Anixter International Inc., a global distributor of network and security solutions, electrical and electronic solutions and utility power solutions, has entered into a definitive agreement with an affiliate of Clayton, Dubilier & Rice to be acquired in an all cash transaction valued at approximately US$3.8 billion. The transaction will result in Anixter becoming a private company and is expected to close by the end of the first quarter of 2020.
Under the terms of the merger agreement, CD&R-managed funds will acquire all of the outstanding shares of Anixter common stock for US$81.00 per share in cash. This represents a premium of approximately 13% over Anixter’s closing price on October 29, 2019, and a premium of approximately 27% over the 90-day volume-weighted average price of Anixter’s common stock for the period ended October 29, 2019.
“We believe this transaction is in the best interest of Anixter and our stockholders,” said Bill Galvin, Anixter’s president and Chief Executive Officer in a statement. “After careful and thorough analysis, together with our independent advisors, our Board of Directors unanimously approved this transaction with CD&R, which has a strong reputation and a track record of success in helping industrial distributors, like Anixter, prosper and grow. We are also pleased that this transaction appropriately recognizes the value of Anixter’s customer relationships, technology and solutions, financial management and global market position. It’s a great outcome for Anixter’s employees, customers and partners. As a private company, we believe Anixter will have greater flexibility to focus on and accelerate our long-term strategic priorities.”

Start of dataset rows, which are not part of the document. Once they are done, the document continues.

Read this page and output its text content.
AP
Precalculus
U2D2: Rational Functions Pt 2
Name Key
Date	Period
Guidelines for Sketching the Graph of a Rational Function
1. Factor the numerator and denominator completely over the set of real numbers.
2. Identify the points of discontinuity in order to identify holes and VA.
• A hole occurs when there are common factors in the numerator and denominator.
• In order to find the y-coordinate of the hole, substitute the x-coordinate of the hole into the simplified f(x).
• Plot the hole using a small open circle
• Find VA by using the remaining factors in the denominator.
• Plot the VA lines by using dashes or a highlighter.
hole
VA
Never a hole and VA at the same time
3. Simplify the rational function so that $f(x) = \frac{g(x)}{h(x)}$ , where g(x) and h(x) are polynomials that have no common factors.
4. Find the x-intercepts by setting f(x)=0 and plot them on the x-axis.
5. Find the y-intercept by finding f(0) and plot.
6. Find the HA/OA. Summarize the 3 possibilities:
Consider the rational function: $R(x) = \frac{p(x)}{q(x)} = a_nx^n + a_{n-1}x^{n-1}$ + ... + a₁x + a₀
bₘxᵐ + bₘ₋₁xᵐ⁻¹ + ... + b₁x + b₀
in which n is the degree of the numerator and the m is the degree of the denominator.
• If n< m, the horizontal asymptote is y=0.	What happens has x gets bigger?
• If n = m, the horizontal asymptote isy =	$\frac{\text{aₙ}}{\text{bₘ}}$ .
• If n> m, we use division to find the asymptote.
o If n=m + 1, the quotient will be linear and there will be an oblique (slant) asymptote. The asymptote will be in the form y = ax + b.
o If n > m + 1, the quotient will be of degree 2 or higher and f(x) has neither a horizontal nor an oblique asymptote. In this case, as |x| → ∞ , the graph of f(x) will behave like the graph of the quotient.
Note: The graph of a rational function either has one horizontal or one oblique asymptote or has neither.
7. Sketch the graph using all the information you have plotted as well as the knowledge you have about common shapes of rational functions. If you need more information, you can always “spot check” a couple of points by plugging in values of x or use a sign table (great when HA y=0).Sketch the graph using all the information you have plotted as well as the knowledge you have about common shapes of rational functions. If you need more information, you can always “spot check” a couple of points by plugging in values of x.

Nate Sleeper, Partner at CD&R, said, “Anixter is an exceptionally well-positioned industrial distributor with leading market positions and differentiated capabilities that deliver strong customer value. We look forward to partnering with the outstanding management team, led by Bill Galvin, on initiatives to grow the business and further strengthen its competitive position while maintaining Anixter’s distinctive culture grounded in operational excellence, innovation, and an unwavering commitment to the company’s employees, customers, and global partners.”
According to Anixter, it is anticipated that upon completion of the transaction, Bill Galvin, along with other members of Anixter’s executive management team, will continue to lead the company. Anixter’s Board of Directors has unanimously approved the agreement with CD&R and recommends that Anixter stockholders approve the proposed merger and merger agreement. Anixter expects to hold a Special Meeting of Stockholders to consider and vote on the proposed merger and merger agreement as soon as practicable after the mailing of the proxy statement to its stockholders.
The transaction is subject to the approval of Anixter’s stockholders, regulatory approvals and other customary closing conditions. The transaction has fully committed financing and is not subject to any condition with regard to the financing.
Under the terms of the merger agreement, Anixter may solicit superior proposals from third parties for a period of 40 calendar days continuing through December 9, 2019.
Centerview Partners LLC is serving as lead financial advisor, Wells Fargo Securities, LLC is also serving as financial advisor and Sidley Austin LLP is serving as legal advisor to Anixter in connection with the transaction. BofA Securities, J.P. Morgan Securities LLC, Deutsche Bank Securities Inc. and Credit Suisse are serving as financial advisors to CD&R, and Debevoise & Plimpton LLP is serving as legal advisor to CD&R.